凌肆示意火靈兒上前檢查。火靈兒小心地接過袋子,打開,裏面是碼放整齊、散發着微弱靈光的下品靈石。她快速清點了一遍,又仔細檢查了靈石的成色和重量(防止摻雜劣質靈石或短斤少兩),然後對凌肆點了點頭。
凌肆這才將懷裏的月華貂皮,從窗口遞了進去。
錢胖子一把抓過皮子,再次仔細檢查了一遍,確認無誤後,臉上才重新露出那油膩的笑容:“凌小兄弟,合作愉快!下次有好東西,記得還來找老哥我啊!”
凌肆接過那沉甸甸的靈石袋,感受着那久違的重量,心中卻沒有多少喜悅,只有一種劫後餘生的疲憊和屈辱。五百靈石,本應是這張皮子價值的下限,卻被他當成了救命的天價才勉強拿到!
“好說。”凌肆面無表情地回了一句,拉着火靈兒,轉身快步離開,身影迅速沒入陰暗的巷子深處。
錢胖子看着他們消失的方向,臉上的笑容漸漸消失,取而代之的是一絲陰冷和貪婪。他低頭撫摸着懷裏那卷溫潤的貂皮,低聲自語:“哼,小兔崽子,跟我玩這套…五百靈石?等着吧,這錢…遲早連本帶利給我吐回來!” 他的目光,仿佛穿透了牆壁,落在了靜水軒的方向。

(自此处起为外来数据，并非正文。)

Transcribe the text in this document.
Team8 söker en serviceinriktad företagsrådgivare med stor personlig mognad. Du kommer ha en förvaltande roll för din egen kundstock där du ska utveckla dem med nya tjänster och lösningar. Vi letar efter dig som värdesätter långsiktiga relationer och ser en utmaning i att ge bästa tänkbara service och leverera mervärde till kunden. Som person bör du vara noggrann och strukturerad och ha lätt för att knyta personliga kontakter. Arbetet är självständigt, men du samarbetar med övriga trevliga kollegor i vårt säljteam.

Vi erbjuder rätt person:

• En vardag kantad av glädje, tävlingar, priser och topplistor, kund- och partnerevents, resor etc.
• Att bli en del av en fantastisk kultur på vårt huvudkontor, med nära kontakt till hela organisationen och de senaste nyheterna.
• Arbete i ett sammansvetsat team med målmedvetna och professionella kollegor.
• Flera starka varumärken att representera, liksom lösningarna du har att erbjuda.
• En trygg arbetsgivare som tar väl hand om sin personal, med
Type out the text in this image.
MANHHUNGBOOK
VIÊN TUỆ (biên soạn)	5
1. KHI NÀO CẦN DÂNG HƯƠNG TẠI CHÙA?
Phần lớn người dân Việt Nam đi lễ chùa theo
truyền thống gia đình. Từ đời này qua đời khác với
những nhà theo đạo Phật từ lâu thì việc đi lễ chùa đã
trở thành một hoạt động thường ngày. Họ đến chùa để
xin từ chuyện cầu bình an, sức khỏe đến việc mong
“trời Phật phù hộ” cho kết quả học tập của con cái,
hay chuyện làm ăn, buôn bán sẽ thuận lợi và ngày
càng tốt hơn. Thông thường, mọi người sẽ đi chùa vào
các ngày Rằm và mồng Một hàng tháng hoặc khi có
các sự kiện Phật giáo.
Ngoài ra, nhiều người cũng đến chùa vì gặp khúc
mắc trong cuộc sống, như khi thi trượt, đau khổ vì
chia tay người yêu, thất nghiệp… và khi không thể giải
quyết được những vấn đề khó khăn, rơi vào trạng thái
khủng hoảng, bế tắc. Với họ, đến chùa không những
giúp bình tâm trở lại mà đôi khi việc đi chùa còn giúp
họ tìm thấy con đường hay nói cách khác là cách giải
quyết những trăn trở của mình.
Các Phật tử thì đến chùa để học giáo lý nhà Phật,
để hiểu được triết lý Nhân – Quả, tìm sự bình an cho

凌肆和火靈兒在迷宮般的巷子裏快步穿行,警惕地留意着身後。直到確認沒人跟蹤,凌肆才在一個僻靜的角落停下,背靠着冰冷的石牆,大口喘着粗氣。汗水浸透了他的後背,一半是緊張的,一半是剛才強撐出來的。
他打開靈石袋,看着裏面散發着微光的五百塊靈石,長長地、長長地籲了一口氣。終於…暫時活過來了!
“凌大哥,你好厲害!”火靈兒看着凌肆,眼中充滿了敬佩,“剛才我都以爲…真的要四百賣給他了!”
“厲害什麼?”凌肆苦笑一聲,臉上帶着劫後餘生的疲憊和一絲肉疼,“這張皮子,賣虧了。虧大了!要是平時,或者換個地方…”他搖搖頭,不再去想。現在不是計較這個的時候,能拿到五百靈石解燃眉之急,已經是萬幸。
“走吧,趕緊回去!把錢給那‘鬼手’!遲則生變!”凌肆將靈石袋貼身藏好,拉着火靈兒,再次加快腳步,朝着靜水軒的方向趕去。
五百靈石,如同帶着體溫的烙鐵,緊緊貼在他的胸口。這是蘇棠的救命錢,也是壓在他心頭沉甸甸的巨石。他知道,這僅僅是開始。李三的診金付了,但蘇棠後續的溫養靈藥呢?對付黑風雙煞的行動呢?還有紅姑那個無底洞般的女人…
破產的危機,只是暫時緩解。前路,依舊是一片需要他用盡手段才能搏出生機的荊棘叢林。